Who Should Buy Which
G3c: The budget carrier
You're buying a gun to carry, your budget is real, and you want mainstream holster support with subcompact dimensions. The restrike trigger is a meaningful bonus for a defensive gun, and modern Taurus production has earned back its reputation on this exact model.
Security-9: The home defender
This gun's job is the nightstand, the truck, or the first gun you learn on at the range. The full grip and 4" barrel will make you a better shooter faster, 15+1 is welcome insurance, and Ruger's hammer-fired workhorse design is dated only in the way a hammer is dated.
Frequently Asked Questions
Is the Taurus G3c reliable enough for self-defense?

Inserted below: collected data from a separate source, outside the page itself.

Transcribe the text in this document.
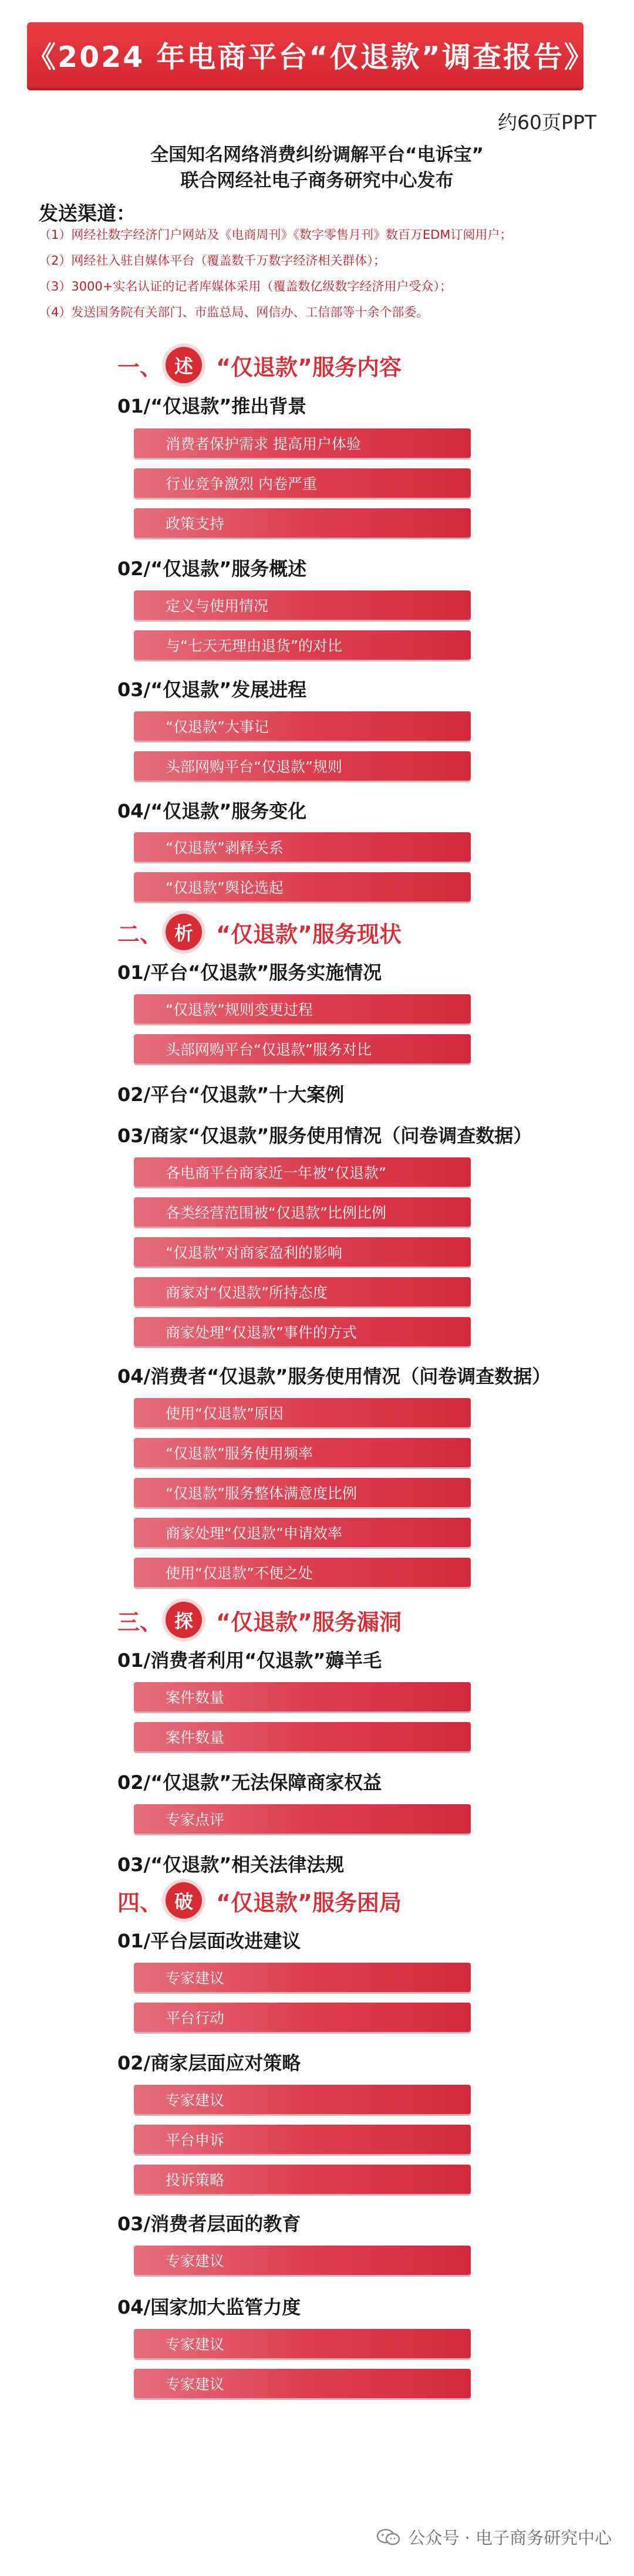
《2024 年电商平台“仅退款”调查报告》
约60页PPT
全国知名网络消费纠纷调解平台“电诉宝”
联合网经社电子商务研究中心发布
发送渠道：
（1）网经社数字经济门户网站及《电商周刊》《数字零售月刊》数百万EDM订阅用户；
（2）网经社入驻自媒体平台（覆盖数千万数字经济相关群体）；
（3）3000+实名认证的记者库媒体采用（覆盖数亿级数字经济用户受众）；
（4）发送国务院有关部门、市监总局、网信办、工信部等十余个部委。
一、 述	“仅退款”服务内容
01/“仅退款”推出背景
消费者保护需求 提高用户体验
行业竞争激烈 内卷严重
政策支持
02/“仅退款”服务概述
定义与使用情况
与“七天无理由退货”的对比
03/“仅退款”发展进程
“仅退款”大事记
头部网购平台“仅退款”规则
04/“仅退款”服务变化
“仅退款”剥释关系
“仅退款”舆论选起
二、 析	“仅退款”服务现状
01/平台“仅退款”服务实施情况
“仅退款”规则变更过程
头部网购平台“仅退款”服务对比
02/平台“仅退款”十大案例
03/商家“仅退款”服务使用情况（问卷调查数据）
各电商平台商家近一年被“仅退款”
各类经营范围被“仅退款”比例比例
“仅退款”对商家盈利的影响
商家对“仅退款”所持态度
商家处理“仅退款”事件的方式
04/消费者“仅退款”服务使用情况（问卷调查数据）
使用“仅退款”原因
“仅退款”服务使用频率
“仅退款”服务整体满意度比例
商家处理“仅退款”申请效率
使用“仅退款”不便之处
三、 探	“仅退款”服务漏洞
01/消费者利用“仅退款”薅羊毛
案件数量
案件数量
02/“仅退款”无法保障商家权益
专家点评
03/“仅退款”相关法律法规
四、 破	“仅退款”服务困局
01/平台层面改进建议
专家建议
平台行动
02/商家层面应对策略
专家建议
平台申诉
投诉策略
03/消费者层面的教育
专家建议
04/国家加大监管力度
专家建议
专家建议
公众号 · 电子商务研究中心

Modern-production G3c pistols have earned a genuinely improved reputation — Taurus's QC is not what it was a decade ago, and the G3c is the volume seller proving it. As with any defensive gun at any price, run at least 200 trouble-free rounds of your chosen carry ammunition through your specific pistol before trusting it.
Do the G3c and Security-9 both have manual safeties?
Yes — both ship with a frame-mounted manual thumb safety, which makes this matchup unusual in the striker-dominated budget class. If you train with a safety, both accommodate you; if you prefer to carry without engaging it, both function normally that way too.
Which is easier to conceal, the G3c or the Security-9?
The G3c, clearly. It's a subcompact — about an inch shorter overall and shorter in the grip than the full-size Security-9. The Security-9 is concealable with a good holster and belt, but it's a compact/full-size frame and carries like one.
Which is better for a first handgun under $300?
For most first-time buyers who plan to carry: the G3c — smaller, 12+1, restrike capability, and huge holster support. For a dedicated home-defense or nightstand role at this budget: the Security-9's 15+1 capacity, 4-inch barrel, and full grip make it the easier gun to shoot accurately.